Your logic is overwhelming. At a time when Treasury Bills have ceased to have interest – in the last auction of the year they were placed at 2.2% – we must transfer all the money we can from deposits and fondtreasures to a simple product with hardly any market risk. “Like churros” is synonymous with cutting coupons, discarding any interest in actively managing, which if done well generates greater profitability than that achieved with maturities. To give an example, let’s think that this year there are many fixed income managers assets that achieve returns between 6% and 10%while if a manager had been left alone with a portfolio of ten-year bonds he could even suffer losses. You can lose money on fixed income even in a scenario of lower rates!

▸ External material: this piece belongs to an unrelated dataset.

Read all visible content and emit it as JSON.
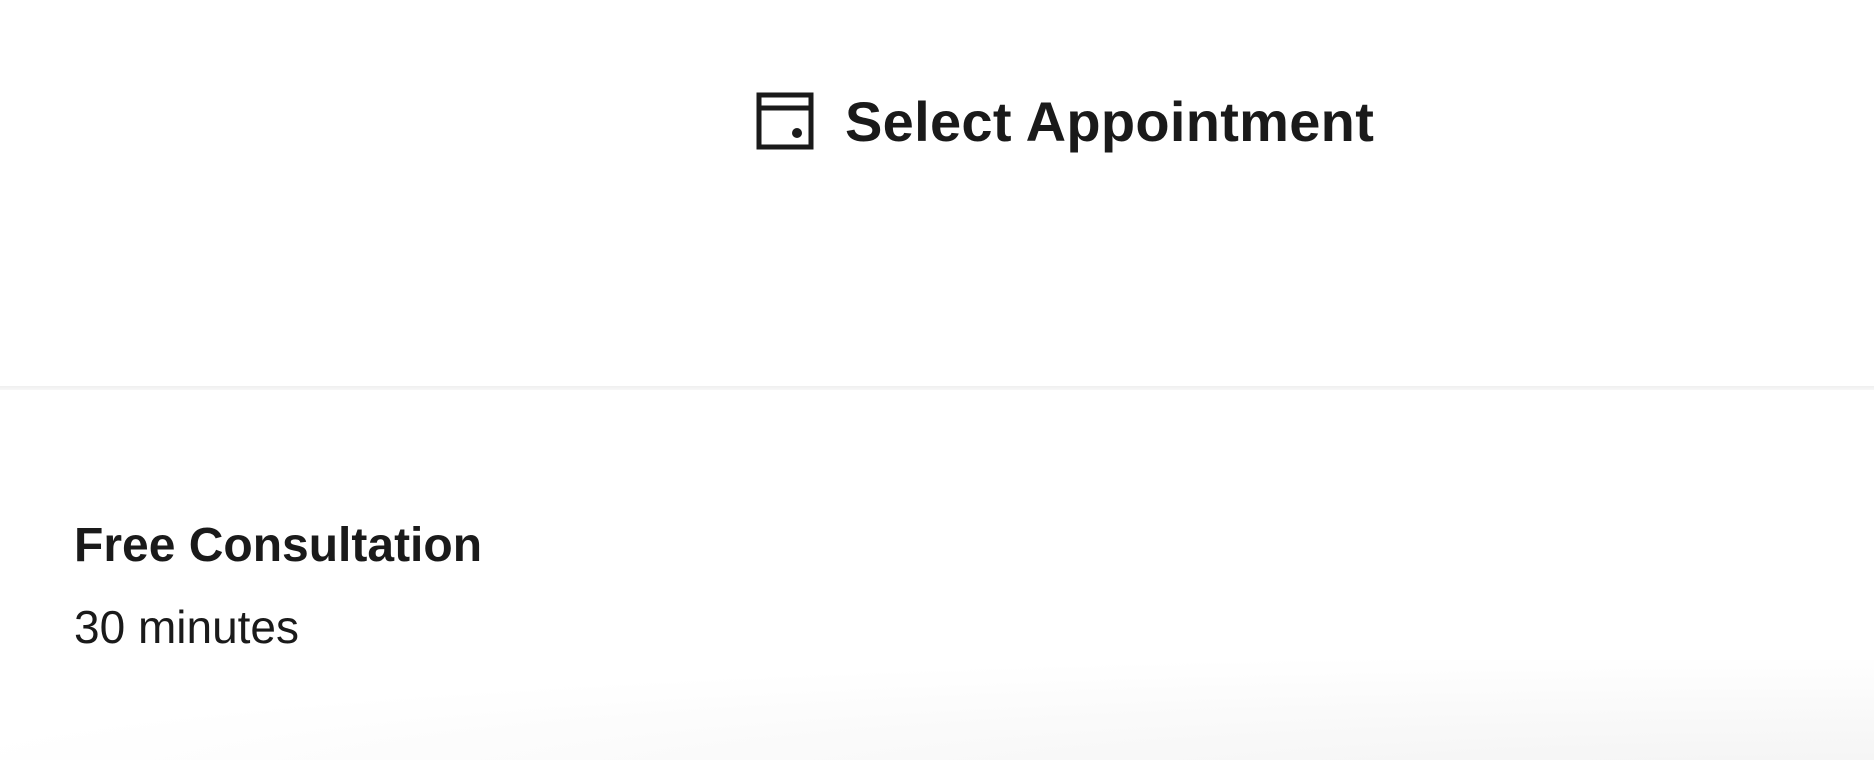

Who bought a T-Notea ten-year American, at the end of last year, would lose 8%, which would remain at half due to the appreciation of the dollar.
To avoid these situations, entities prefer to continue frying hotcakes, continue selling objective funds with hardly any duration, play it safe and not take risks. Active fixed income managers, those who make cakes, however, advise extending maturities to the range of 3 to 5 years, as concluded in the last elEconomista.es Active Management Forum. But to make quality cakes you have to follow the market, buy/sell and, above all, analyze the companies and the debt that is acquired from them because that is where the additional profitability is generated compared to those that collect paper coupons from governments. .
But the churrera, which is also where the churros are made and not just the lady who makes them, is in the latter. The most conservative funds have managed to add nearly 700,000 participants in recent years, as a flagship in which to enroll all savers in deposits and as a perfect product in which to accommodate those who desert Treasury Bills. Although, without a doubt, the most striking fact is that the funds objectives count 560,000 participants when just four years ago there were 2,000.
The positive part is that the savings culture spreads. The negative is that staying at the churrería and not reaching the pastry shop is proof that the savers are very far from being investors.